Asparagus Risotto with Pancetta and Lemon
When dining out at Italian restaurants, you can usually only order risotto if someone agrees to share it with you. I have often regretted ordering risotto because it is most often served as a portion for two. By bringing the recipe into your own kitchen you can control your servings of Italy's original rice pasta whether you are feeding yourself or your entire family.
The lemon and cheese bring so much flavor to this pasta. The crispy asparagus bites and salty pancetta, make this dish a crave worthy staple.
Make sure to call your store ahead to ask if they have diced Pancetta. Trader Joes and Boar's Head both make a prepacked 4oz. package. I made the rookie mistake of buying slices from the butcher the first time. This thick Italian bacon is tough to cut!
As I began to analyze the ingredient list for the summer risotto classic, I realized we already had more than half the ingredients in our fridge from the night before after cooking our favorite lamb recipe with the grilled asparagus as a side.
See another suggestion below that will let you use up all the leftover ingredients from the Lamb recipe for the risotto (aside from the rice, lemon and Pancetta.)
2 cups Arborio Rice
1/2 lb Fresh Asparagus
1/3 lb Pancetta, diced
1/2 cup dry white wine
5 cups chicken broth
1 medium shallot (diced)
2 Tbsp butter
4 Tbsp Extra Virgin Olive Oil
1 cup Parmigiano-Reggiano
1 tsp Lemon Zest
In a medium saucepan, saute the Pancetta in a little olive oil until crisp. Transfer to a plate with paper towels and set aside.
On a baking sheet, drizzle 2 Tbsp olive oil and a large pinch sea salt over the laid-out asparagus. Roast at 400 for 3-5 minutes - until tender and charred. Remove from oven and chop asparagus, reserving tips. Set aside.

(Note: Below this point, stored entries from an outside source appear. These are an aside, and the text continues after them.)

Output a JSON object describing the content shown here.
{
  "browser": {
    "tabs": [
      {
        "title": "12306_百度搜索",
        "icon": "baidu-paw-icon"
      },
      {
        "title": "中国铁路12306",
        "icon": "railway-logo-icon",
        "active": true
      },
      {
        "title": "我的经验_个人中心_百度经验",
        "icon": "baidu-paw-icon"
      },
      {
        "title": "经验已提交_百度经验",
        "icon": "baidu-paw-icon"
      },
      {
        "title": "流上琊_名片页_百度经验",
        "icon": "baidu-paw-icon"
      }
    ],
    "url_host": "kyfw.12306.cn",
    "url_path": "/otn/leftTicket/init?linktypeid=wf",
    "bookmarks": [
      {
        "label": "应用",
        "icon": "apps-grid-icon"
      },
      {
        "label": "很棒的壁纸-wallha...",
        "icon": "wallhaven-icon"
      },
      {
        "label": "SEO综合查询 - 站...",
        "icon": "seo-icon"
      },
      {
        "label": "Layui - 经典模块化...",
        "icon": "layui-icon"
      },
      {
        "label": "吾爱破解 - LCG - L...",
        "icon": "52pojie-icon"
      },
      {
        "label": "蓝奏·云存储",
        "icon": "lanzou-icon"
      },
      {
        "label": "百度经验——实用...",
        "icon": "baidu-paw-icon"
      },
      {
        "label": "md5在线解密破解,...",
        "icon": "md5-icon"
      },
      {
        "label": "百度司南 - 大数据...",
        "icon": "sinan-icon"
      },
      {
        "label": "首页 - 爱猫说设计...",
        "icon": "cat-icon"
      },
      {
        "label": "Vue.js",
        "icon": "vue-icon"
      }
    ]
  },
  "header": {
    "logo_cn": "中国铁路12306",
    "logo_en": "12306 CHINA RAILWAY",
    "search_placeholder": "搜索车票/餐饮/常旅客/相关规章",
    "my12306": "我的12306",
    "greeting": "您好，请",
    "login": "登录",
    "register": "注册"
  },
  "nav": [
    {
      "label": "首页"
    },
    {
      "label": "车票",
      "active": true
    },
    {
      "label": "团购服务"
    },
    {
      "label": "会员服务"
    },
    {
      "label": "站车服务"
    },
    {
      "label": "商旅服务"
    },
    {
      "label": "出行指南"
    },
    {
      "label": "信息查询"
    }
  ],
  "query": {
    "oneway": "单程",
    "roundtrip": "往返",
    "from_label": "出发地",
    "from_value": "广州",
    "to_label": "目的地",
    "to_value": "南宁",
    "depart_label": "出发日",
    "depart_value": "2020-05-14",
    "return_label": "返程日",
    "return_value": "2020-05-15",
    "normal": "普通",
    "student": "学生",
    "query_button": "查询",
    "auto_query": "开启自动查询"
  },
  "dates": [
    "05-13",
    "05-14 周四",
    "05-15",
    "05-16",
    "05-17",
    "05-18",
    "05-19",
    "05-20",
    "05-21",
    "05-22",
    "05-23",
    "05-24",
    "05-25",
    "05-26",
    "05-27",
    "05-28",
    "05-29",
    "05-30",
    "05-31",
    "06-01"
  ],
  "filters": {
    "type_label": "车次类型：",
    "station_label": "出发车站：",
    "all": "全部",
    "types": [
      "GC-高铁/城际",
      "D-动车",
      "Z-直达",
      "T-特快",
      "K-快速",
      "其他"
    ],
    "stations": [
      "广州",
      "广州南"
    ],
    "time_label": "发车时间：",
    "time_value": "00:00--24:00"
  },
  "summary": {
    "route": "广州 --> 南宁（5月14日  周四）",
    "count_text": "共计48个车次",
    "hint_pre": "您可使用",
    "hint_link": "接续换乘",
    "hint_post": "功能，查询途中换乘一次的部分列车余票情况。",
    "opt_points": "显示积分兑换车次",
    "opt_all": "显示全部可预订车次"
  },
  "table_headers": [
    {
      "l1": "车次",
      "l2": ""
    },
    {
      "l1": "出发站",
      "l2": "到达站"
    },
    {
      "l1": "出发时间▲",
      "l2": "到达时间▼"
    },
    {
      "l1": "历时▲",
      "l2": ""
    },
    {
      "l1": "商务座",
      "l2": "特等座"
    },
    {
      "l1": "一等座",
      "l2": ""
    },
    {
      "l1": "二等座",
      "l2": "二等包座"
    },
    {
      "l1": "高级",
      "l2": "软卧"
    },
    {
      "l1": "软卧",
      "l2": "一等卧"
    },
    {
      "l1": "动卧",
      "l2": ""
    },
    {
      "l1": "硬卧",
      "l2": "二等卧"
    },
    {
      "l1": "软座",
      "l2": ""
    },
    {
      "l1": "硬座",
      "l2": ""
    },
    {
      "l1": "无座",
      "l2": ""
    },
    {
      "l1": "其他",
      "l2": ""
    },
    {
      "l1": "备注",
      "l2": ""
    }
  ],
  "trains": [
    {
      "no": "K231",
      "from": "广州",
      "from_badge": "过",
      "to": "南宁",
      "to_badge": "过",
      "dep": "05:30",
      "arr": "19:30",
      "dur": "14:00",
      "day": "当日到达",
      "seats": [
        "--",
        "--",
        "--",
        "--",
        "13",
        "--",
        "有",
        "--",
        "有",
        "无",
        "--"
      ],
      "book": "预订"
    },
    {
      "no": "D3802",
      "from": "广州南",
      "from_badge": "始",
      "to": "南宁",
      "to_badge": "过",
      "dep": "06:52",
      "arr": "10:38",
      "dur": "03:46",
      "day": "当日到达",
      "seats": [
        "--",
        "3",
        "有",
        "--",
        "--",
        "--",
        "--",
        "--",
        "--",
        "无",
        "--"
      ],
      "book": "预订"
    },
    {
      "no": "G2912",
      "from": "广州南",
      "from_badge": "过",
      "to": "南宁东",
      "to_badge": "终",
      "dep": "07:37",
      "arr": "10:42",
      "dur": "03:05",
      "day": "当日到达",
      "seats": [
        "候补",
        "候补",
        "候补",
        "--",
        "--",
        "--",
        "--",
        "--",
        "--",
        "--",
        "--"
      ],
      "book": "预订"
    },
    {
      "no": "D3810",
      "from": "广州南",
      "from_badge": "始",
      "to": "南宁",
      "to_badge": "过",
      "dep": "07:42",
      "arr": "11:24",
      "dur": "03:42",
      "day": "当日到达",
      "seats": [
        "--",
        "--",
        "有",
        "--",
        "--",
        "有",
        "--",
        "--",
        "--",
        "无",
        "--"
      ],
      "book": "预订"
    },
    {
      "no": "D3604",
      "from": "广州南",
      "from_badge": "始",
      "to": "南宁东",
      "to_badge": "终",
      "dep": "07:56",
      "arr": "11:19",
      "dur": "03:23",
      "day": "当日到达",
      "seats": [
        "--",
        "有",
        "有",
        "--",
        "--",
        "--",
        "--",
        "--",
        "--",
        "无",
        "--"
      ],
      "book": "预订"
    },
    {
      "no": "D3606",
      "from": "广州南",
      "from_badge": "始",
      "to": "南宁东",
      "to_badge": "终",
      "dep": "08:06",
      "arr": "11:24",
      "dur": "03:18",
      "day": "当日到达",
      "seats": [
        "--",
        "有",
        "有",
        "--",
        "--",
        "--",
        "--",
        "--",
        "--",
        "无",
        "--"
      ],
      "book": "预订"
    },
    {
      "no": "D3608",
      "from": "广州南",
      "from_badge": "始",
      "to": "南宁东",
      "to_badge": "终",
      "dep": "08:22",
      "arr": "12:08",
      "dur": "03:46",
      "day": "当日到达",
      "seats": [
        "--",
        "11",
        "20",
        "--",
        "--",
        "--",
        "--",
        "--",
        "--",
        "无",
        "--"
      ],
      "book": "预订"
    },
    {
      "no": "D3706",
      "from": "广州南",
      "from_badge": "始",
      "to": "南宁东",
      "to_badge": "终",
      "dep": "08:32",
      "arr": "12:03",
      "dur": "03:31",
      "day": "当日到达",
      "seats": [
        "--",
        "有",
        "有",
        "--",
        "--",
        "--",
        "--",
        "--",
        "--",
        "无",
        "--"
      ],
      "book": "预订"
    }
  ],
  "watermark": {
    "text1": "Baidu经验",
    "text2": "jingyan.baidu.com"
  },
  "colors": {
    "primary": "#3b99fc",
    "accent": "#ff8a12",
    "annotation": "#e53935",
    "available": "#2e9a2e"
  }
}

In that same saucepan, over medium-high heat, saute the shallots, remaining oil and butter until translucent. Add Arborio rice and stir. You are toasting the rice for about 2 minutes. Add the wine and reduce for 1 minute. Begin adding the chicken stock one ladle-full at a time - just enough to cover the rice. Stirring constantly, add a ladle of chicken stock when you can see the bottom of the pan as you drag your wooden spoon through the risotto. Cover the rice with the stock and repeat this process for 20-25 minutes. When rice is still al dente, and beginning to stick together, remove from the heat. Add asparagus and pancetta. Add the cheese and stir in. Risotto will continue to cook from remaining heat. Garnish with asparagus tips, crispy pancetta and lemon zest. Serve immediately.
3/4 teaspoon dried rosemary
1/4 teaspoon dried basil
1/4 teaspoon dried thyme
salt and pepper to taste
4 lamb chops 3/4 inch thick
1 tablespoon olive oil
1/4 cup minced shallots
1/3 cup aged balsamic vinegar
3/4 cup chicken broth
1 tablespoon butter
In a small bowl mix together the basil, thyme and rosemary. Rub this mixture onto the lamb chops on both sides. Place the lamb on a plate, cover and set aside for 15 minutes to absorb the flavors.
Heat the oil in a large skillet over medium to high heat. Place the lamb chops in the skillet and cook for about 3 and a half minutes for medium rare meat or longer if desired. Remove from heat and keep warm on serving platter.
Add the shallots to the skillet and cook for a few minutes until browned. Stir in the vinegar scraping any bits of lamb from the bottom of the skillet, then stir in the chicken broth. Continue to cook and stir over medium-high heat for about 5 minutes, until the sauce has been reduced by half. If you don't the sauce will not be thick enough. Remove from heat and stir in the butter. Pour over lamb chops and enjoy!